Mais sa façon d’exorciser la maladie en collant sur le tableau ces matériels médicaux prend une autre dimension grâce à l’utilisation de la bande dessinée. Donald Duck avec le clap, la tête de Mickey apparaissant dans certains tubes et le titre même de l’œuvre (« Trévisse chez Mickeythérapie ») sont autant d’éléments qui permettent au peintre de tourner en dérision son état physique et peut être aussi la société.

 

A la manière d’un Roy Lichtenstein (peintre du Pop Art) qui utilisait également un Donald Duck ou un Mickey dans ses œuvres, Trévisse transpose comme lui les signes de son temps même les plus triviaux avec lesquels il s’identifie avec un sentiment ambivalent d’attrait et de rejet.

 

Très sensible aux évolutions de son époque, Trévisse ne rejette pas cette forme artistique et d’ailleurs son attrait pour l’œuvre de Christo est révélateur de sa perméabilité aux expressions les plus libres car son œuvre exprime toujours un concept artistique extrêmement ouvert.

 

Ce qui le passionnait chez Christo, l’artiste de l’emballage, c’est sa façon de voiler les choses connues (objets, architectures ou paysages du quotidien) pour faire de l’inconnu conduisant à l’extrapolation et à la redécouverte.

 

Le Pop Art lui permet par l’écriture d’un slogan souriant emprunté des publicités et de la bande dessinée de montrer en réalité la manipulation des choses et des êtres.
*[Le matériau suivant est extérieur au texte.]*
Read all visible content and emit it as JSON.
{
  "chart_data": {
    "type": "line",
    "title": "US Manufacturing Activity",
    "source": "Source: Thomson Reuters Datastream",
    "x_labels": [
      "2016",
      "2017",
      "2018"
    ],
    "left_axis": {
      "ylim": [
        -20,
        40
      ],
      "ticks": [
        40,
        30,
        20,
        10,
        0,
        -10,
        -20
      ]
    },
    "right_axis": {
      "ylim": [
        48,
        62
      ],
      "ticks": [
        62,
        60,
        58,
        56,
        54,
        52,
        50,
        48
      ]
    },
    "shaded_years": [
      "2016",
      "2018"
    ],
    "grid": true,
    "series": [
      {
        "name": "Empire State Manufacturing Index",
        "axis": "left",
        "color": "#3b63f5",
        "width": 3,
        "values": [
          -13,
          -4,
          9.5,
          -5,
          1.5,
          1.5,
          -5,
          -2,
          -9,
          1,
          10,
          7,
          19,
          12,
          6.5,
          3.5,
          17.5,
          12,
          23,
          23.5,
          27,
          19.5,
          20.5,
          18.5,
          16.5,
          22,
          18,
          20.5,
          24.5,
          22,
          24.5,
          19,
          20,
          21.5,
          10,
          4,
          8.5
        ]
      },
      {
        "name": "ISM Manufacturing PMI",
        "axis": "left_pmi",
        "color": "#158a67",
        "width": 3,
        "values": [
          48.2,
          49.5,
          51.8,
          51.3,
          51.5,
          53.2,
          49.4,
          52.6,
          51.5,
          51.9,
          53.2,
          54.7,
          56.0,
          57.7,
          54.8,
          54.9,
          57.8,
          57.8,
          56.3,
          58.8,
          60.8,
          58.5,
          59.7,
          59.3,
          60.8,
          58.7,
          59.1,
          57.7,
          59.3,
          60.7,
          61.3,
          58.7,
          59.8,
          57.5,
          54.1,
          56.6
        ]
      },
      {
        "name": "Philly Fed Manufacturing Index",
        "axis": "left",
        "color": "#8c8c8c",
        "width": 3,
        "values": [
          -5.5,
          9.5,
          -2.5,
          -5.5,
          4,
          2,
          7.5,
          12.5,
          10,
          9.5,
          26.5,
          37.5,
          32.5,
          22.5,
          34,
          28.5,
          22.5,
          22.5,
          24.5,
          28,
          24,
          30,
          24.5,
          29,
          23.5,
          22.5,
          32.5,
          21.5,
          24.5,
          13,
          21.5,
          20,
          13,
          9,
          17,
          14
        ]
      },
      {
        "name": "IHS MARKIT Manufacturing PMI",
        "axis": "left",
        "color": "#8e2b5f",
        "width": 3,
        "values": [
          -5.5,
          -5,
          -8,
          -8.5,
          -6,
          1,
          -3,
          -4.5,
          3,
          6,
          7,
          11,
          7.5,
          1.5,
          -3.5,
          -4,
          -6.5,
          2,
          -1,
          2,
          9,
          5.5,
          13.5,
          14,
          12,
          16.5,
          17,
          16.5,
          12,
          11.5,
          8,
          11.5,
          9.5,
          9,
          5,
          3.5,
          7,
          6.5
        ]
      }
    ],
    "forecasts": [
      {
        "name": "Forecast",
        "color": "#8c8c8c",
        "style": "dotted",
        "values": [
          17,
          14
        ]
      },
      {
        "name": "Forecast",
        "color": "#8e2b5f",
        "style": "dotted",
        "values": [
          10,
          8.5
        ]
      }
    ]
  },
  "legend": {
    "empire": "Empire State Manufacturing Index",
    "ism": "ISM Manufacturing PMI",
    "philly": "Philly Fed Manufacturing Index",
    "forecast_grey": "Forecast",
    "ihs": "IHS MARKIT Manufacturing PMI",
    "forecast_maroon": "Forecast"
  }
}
Il est lui-même manipulé par la maladie comme la société l’est par les mass média ! L’élément de séduction de ces imageries devient un élément d’étrangeté dans son tableau, l’apparente euphorie prend un caractère étrange, mélancolique voire dramatique.

 

Trévisse vit à l’image de cette société comme le dit fort cruellement Dereck Boshier (peintre anglais du Pop Art) dans un « système pour les rats » et peut également faire sien ce constat amer de Andy Warhol : « Je reconnus que ce que je faisais avait quelque chose à voir avec la mort » ?

 

D’où l’impression d’un labyrinthe que nous montre l’architecture de son œuvre ?

 

Cependant en disposant à intervalle régulier des objets et des compositions peintes, le peintre veut signifier certes son enfermement mais toujours son vrai amour pour la plastique, l’harmonie, la matière et les formes poétiques.

 

De fait ce labyrinthe est comparable également à un chemin de croix où à chaque station les objets tubes viennent nous rappeler sa souffrance et son combat (Rixe chez les Baxters) et les œuvres radieuses, son espoir de transcender le tragique par la beauté.

 

Une œuvre testament où la charge émotionnelle est grande mais où le mystère reste entier malgré nos interprétations, une composition poignante et magistrale qui force à l’admiration par son pouvoir envoûtant.

 

Elle ne s’enferme pas sur elle-même malgré ce labyrinthe qui se construit de l’intérieur, mais ouvre de nouvelles portes à l’espace infini de la beauté créative.